Make no mistake about it, Duke is slumping heading into the postseason.
Unlike the 2010 team that seemed to be surging toward the end of the season, this year's version of the Blue Devils appear to have plateaued.
It isn't just the fact that Duke lost decidedly to its arch-rival who was supposed to be a team on the rebound. The Blue Devils have lost two of their last three games and haven't played well in a couple weeks.
So what is wrong with the Blue Devils?
For starters, one of their best players is slumping. It isn't that Kyle Singler is playing poorly, though. No one plays harder or does more things well than he does. But he isn't shooting well or scoring effectively as of late.
The reasons for that are anything from solid defense to poor shot selection. If Singler can't turn around his shooting woes it could be a short postseason for the Blue Devils.
Another factor not often mentioned is the play of Nolan Smith.
It isn't easy to find much wrong with the team's best player, but there are little things that are affecting the team as a whole.
Much like when Duke circa 2006 did "J.J. watching", this year's teams are doing a lot of Nolan watching, especially lately.
When Duke needs a basket they often are relying on Smith to do it alone.
He has gotten help from Seth Curry and Singler but for the most part he has taken the burden of being the go-to guy.

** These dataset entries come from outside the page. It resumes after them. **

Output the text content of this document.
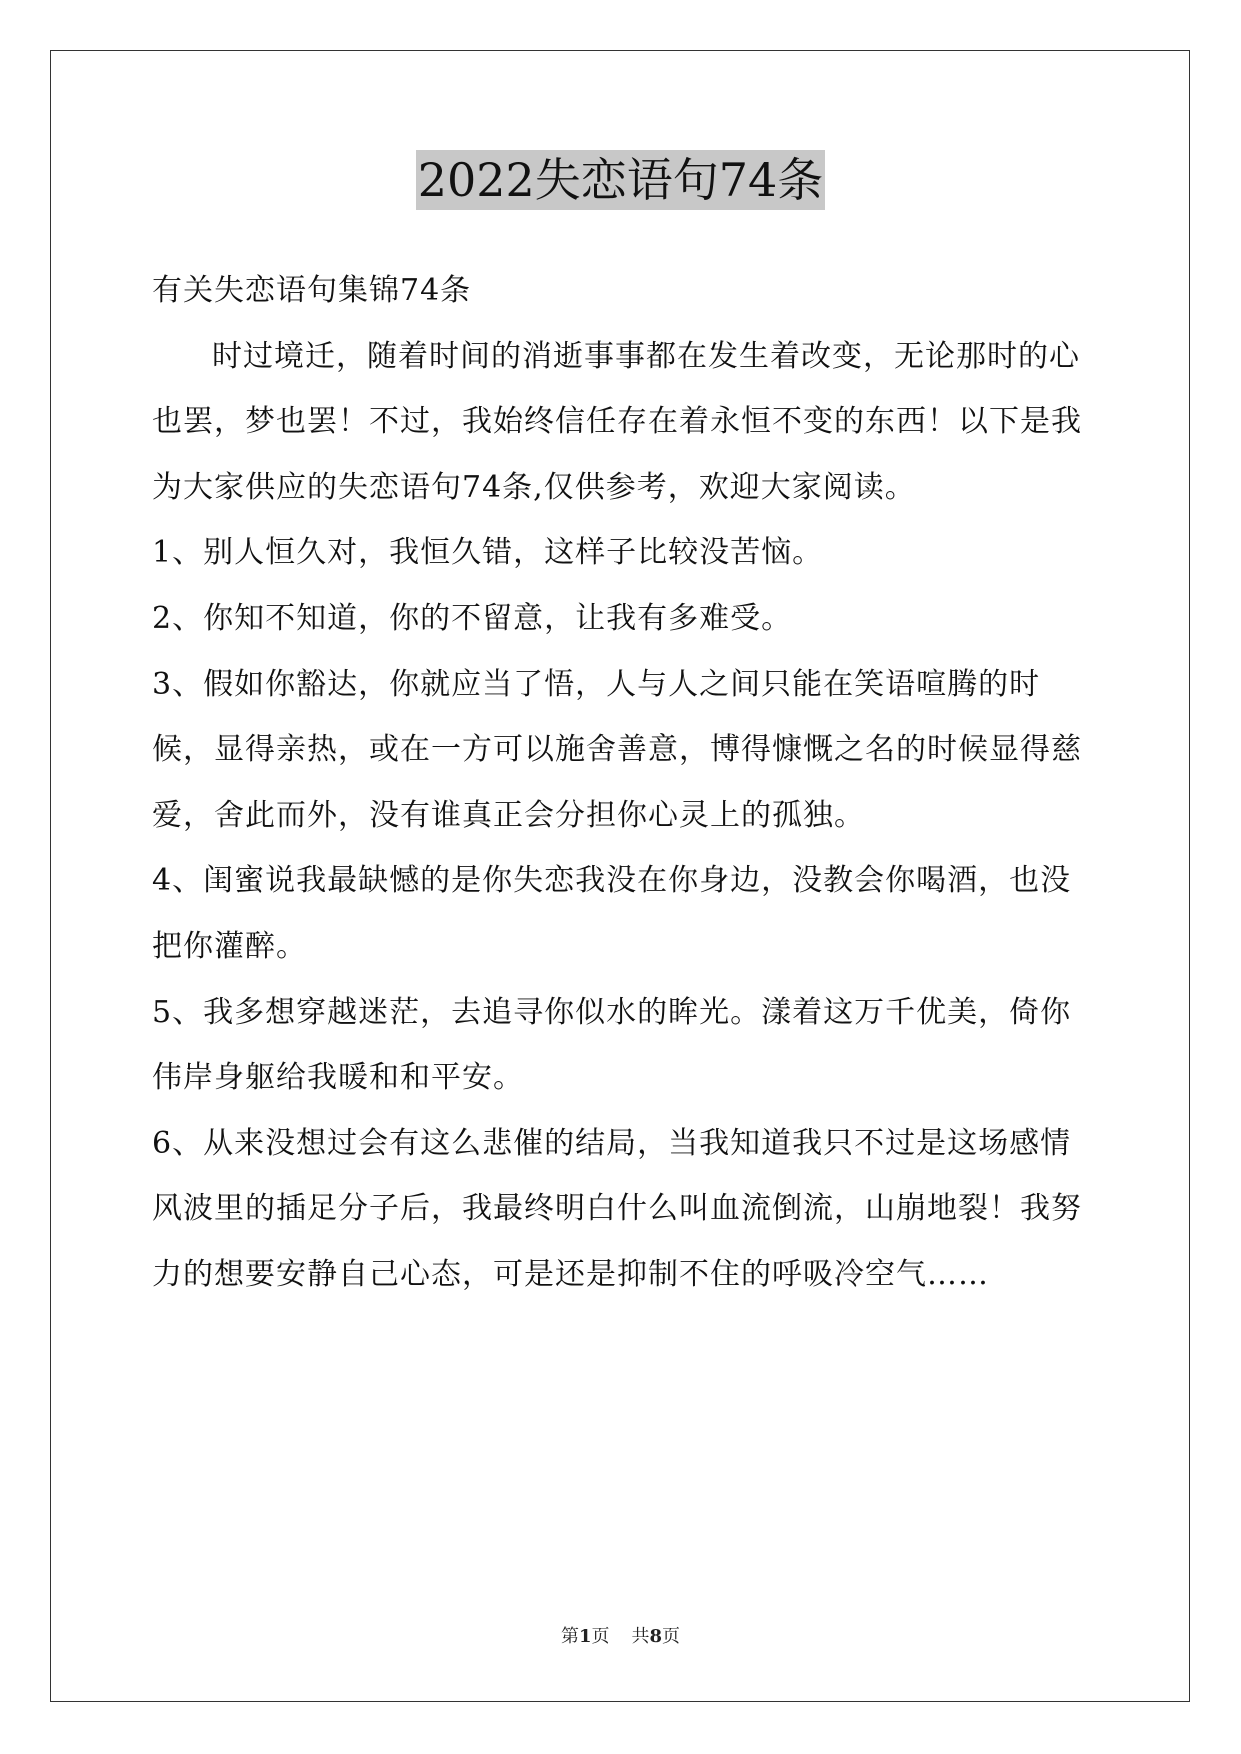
2022失恋语句74条

有关失恋语句集锦74条

时过境迁，随着时间的消逝事事都在发生着改变，无论那时的心也罢，梦也罢！不过，我始终信任存在着永恒不变的东西！以下是我为大家供应的失恋语句74条,仅供参考，欢迎大家阅读。

1、别人恒久对，我恒久错，这样子比较没苦恼。

2、你知不知道，你的不留意，让我有多难受。

3、假如你豁达，你就应当了悟，人与人之间只能在笑语喧腾的时候，显得亲热，或在一方可以施舍善意，博得慷慨之名的时候显得慈爱，舍此而外，没有谁真正会分担你心灵上的孤独。

4、闺蜜说我最缺憾的是你失恋我没在你身边，没教会你喝酒，也没把你灌醉。

5、我多想穿越迷茫，去追寻你似水的眸光。漾着这万千优美，倚你伟岸身躯给我暖和和平安。

6、从来没想过会有这么悲催的结局，当我知道我只不过是这场感情风波里的插足分子后，我最终明白什么叫血流倒流，山崩地裂！我努力的想要安静自己心态，可是还是抑制不住的呼吸冷空气……

第1页 共8页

This causes his teammates at times to stand around and watch and not get involved. It also causes Smith to get tunnel vision and not distribute the ball consistently to open Duke shooters or big men, forcing bad shots.
Unlike earlier in the season when Duke demonstrated more offensive balance, Duke has become increasingly dependent on Smith's scoring 20 or more points.
Granted, the early part of the season the Blue Devils had Kyrie Irving playing the point and had Andre Dawkins playing effectively.
Irving, who has been hurt, is likely done for the year, though some fans are holding out hope he can still play despite the likelihood of that being less and less possible.
Dawkins has simply vanished as his shots aren't falling and his, at times, poor defensive execution, has lead to a decrease in his confidence and playing time.
To make matters worse, Duke hasn't been playing Duke-like defense. North Carolina torched the Blue Devils scoring more than 50 points and shooting better than 58 percent in the first half alone.
It wouldn't matter much who Duke plays in the postseason—if opponents shoot that well against Duke's defense then the Blue Devils will have a hard time winning.
Still Hope if Things Start Clicking
Curry has come on strong as a scorer and a defender and that does give Duke reason to be hopeful.
Mason Plumlee has continued to show glimpses both as a stellar rebounder and a potential offensive threat in the post. If he can become more consistent with that it's all the better for Duke. The only problem is time is running out.
Ryan Kelly has played well in spurts but his shot has stopped falling. Miles Plumlee has been inconsistent as well often getting in foul trouble with his younger brother.
Duke is a perimeter oriented team, but if their perimeter players and post players with perimeter ability don't start clicking in a hurry, 2011 will just go down as another good year for Duke.